The Boring Company sent in a separate pitch around the same time, Adler says, wanting to bore the tunnels that would be needed for the underground light-rail system the city was working on at the time as part of the Austin transit expansion project approved in 2020 called Project Connect. (The Boring Company reportedly pitched at least eight separate projects to various Texas officials between 2021 and June 2022.)
Adler referred both proposals to the city’s transportation and Capital Metropolitan Transportation Authority staff, who ultimately did not pursue either, he says. “I don’t think there was a formal report out from city staff or from Capital Metro with respect to involving the Boring Company. I just know that it didn’t happen,” Adler says. (The Austin Transit Partnership and Capital Metropolitan Transportation Authority did not respond to a request for comment. Fortune has requested a final report regarding the Boring Company’s light-rail tunnel proposal, but did not receive a response before time of publication.)
Transportation has become a hot-button topic in Austin over the last decade, as transplants like Lonsdale have moved into the city in droves, whether it be for the state's zero income tax, lower cost of living, or music scene. Between 2010 and 2020, Austin’s population grew by 36%, according to Census Bureau data, leading to increased traffic and skyrocketing housing costs.

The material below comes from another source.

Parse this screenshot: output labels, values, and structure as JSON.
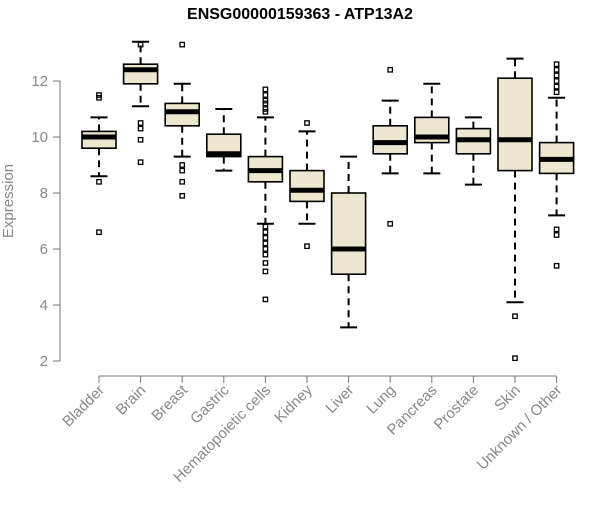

Austin’s Project Connect plan is meant to alleviate some of the newfound traffic and make the city more accessible on foot, though it’s coming with a steep price tag and the initial proposal has undergone several adjustments. The Austin Transit Partnership, which is responsible for implementing the project, has walked back plans for a downtown tunnel and an underground shopping center due to the estimated $11 billion price tag, and the project’s financing may be under threat from legislators, according to the Austin American-Statesman. Lonsdale’s pitch emphasized cost and speed, asserting that the Boring Company could complete the second phase of its electric-car-based tunnel in 3.3 years, at a 92% cheaper cost per mile than the Project Connect light-rail system. That being said, the Boring Company does not have a strong track record for bringing proposed city projects to fruition.
In the slide proposing that his friends would pitch in land to the project, Lonsdale described the unnamed participating landowners as citizens who were "ready to help."
"We have gathered a growing group of successful citizens who are invested in protecting our city's culture, cost of living, and environment," the slide reads.
Adler said he was glad Lonsdale was interested and had taken the time to put forth a plan. “It takes some effort to do that," he says, "and most people don’t put forth that effort. So I was pleased he did it."